I attended a Mass very recently in which was laid bare the reality facing a lot of parishes. And these issues are no way unique to the west of Ireland. The priest, a man I know and respect for his forthright ability to tell it as it is in the clearest terms outlined that, unless great changes are made in the way that parishioners view their parish, givens such as an open church and the availability of Mass and ceremonies would no longer be a certainty.

He spoke of the growing need for parishes to be infused with the energy of new blood, saying that many of the most energetic people in parishes are those who "carry a bus pass in their back pocket."

He said that there is a need for parish councils to be established so that churches can remain open, so that ceremonies can be facilitated, so that Masses can held, so that faith events can be organised.

It was felt that when restrictions were lifted that people would return to worship in the numbers they once did, but new habits die hard.

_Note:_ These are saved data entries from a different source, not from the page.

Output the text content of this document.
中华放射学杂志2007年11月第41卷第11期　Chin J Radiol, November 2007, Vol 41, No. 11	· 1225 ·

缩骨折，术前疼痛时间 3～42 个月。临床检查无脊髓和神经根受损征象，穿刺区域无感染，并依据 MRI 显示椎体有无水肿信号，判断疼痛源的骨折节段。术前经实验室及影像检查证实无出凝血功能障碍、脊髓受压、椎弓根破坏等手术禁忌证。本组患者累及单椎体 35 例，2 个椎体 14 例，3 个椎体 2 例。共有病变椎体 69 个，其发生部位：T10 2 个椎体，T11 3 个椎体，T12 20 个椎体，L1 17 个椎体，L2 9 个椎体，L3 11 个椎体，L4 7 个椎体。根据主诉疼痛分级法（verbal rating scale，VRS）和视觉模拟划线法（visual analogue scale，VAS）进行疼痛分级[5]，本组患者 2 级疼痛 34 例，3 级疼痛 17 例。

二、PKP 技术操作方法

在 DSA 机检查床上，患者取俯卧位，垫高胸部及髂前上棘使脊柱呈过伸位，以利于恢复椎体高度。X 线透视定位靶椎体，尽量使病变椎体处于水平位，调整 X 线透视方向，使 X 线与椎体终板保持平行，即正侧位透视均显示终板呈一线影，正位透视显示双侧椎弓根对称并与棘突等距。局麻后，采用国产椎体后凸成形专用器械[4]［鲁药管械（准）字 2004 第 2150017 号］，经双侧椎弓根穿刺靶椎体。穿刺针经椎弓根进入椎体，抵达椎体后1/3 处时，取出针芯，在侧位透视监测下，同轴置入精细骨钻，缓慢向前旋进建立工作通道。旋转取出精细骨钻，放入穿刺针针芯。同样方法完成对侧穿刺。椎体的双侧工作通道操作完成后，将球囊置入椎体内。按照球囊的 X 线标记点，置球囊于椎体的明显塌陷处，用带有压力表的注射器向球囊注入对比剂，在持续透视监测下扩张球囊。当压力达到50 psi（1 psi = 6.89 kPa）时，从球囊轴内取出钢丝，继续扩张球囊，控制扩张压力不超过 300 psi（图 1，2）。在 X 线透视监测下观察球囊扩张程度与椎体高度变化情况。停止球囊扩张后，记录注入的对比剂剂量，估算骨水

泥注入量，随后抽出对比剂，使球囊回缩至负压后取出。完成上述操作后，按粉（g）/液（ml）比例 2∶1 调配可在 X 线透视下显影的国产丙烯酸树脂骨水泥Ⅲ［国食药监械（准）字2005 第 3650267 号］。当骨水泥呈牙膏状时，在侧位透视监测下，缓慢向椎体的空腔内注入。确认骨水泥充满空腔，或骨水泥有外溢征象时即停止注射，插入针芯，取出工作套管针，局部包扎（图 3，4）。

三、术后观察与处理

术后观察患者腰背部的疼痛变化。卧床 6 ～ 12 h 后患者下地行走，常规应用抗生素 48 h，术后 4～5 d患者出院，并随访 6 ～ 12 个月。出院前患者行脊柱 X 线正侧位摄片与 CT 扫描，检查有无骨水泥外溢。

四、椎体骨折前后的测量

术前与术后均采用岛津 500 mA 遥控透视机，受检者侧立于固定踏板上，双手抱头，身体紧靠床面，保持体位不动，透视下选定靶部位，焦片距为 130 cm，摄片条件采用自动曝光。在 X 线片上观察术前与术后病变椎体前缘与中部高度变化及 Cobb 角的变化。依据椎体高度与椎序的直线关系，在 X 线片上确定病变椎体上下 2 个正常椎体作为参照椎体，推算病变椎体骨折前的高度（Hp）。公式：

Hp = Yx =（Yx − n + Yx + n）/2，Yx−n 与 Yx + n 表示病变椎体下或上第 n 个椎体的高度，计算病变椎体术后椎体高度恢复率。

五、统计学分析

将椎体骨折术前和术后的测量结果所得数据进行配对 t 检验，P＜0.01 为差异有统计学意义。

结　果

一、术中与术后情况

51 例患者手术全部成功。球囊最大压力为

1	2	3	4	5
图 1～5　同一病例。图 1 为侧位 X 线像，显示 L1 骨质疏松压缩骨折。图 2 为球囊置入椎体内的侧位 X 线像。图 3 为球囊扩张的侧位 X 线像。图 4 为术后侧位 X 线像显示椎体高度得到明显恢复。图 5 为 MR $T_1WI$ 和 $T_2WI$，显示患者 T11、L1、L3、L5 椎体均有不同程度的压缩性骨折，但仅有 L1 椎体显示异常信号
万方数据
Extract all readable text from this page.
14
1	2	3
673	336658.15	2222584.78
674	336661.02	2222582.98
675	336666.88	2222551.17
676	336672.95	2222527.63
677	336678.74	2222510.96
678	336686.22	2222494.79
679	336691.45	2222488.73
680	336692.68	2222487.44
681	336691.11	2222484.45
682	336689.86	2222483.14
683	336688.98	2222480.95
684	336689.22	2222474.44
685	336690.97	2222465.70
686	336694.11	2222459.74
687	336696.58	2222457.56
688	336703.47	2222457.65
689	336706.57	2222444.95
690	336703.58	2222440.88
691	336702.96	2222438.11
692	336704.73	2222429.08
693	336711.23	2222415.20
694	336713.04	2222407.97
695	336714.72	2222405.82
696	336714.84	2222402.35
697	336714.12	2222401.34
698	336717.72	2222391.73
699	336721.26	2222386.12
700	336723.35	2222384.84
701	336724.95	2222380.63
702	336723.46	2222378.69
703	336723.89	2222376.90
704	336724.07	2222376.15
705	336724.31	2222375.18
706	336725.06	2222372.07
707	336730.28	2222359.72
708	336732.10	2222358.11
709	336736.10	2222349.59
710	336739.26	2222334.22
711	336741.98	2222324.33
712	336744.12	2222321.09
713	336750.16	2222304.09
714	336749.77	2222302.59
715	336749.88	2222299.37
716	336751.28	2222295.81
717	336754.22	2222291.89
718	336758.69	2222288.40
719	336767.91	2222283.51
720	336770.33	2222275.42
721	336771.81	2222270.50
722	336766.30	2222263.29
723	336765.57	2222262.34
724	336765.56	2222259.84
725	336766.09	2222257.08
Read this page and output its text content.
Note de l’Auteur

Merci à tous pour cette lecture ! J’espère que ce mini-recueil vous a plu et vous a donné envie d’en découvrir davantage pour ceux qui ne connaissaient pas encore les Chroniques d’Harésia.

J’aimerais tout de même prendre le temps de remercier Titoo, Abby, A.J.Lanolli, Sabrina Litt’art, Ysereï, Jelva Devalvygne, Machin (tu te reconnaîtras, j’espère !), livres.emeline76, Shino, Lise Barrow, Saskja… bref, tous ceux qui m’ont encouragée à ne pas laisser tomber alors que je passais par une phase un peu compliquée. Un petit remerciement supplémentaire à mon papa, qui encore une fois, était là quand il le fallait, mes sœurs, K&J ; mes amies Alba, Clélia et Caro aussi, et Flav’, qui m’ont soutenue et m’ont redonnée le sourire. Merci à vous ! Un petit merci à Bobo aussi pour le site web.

Watching funerals online, the lack of habit of weekly Mass, the enforced scheduling of Communion and Confirmation, removed some of the rigidity of the churchgoing life, and this has not come back.

All who have returned are mainly of advanced age, and the lack of young blood in parishes in what is worrying.

In reality, with fewer people practising, financial difficulties, children and families further distanced from the sacraments and congregations permanently migrating to the comfort of online attendance, the future of the church at parish level is very uncertain.

Without parish councils, some of the best known churches in the county will no longer remain opened; the guarantee of a priest for services and ceremonies no longer certain.

The pandemic did not merely interrupt the decline of the church, but may have fast forwarded it. The response of the parishes to the appeal for greater involvement will be interesting.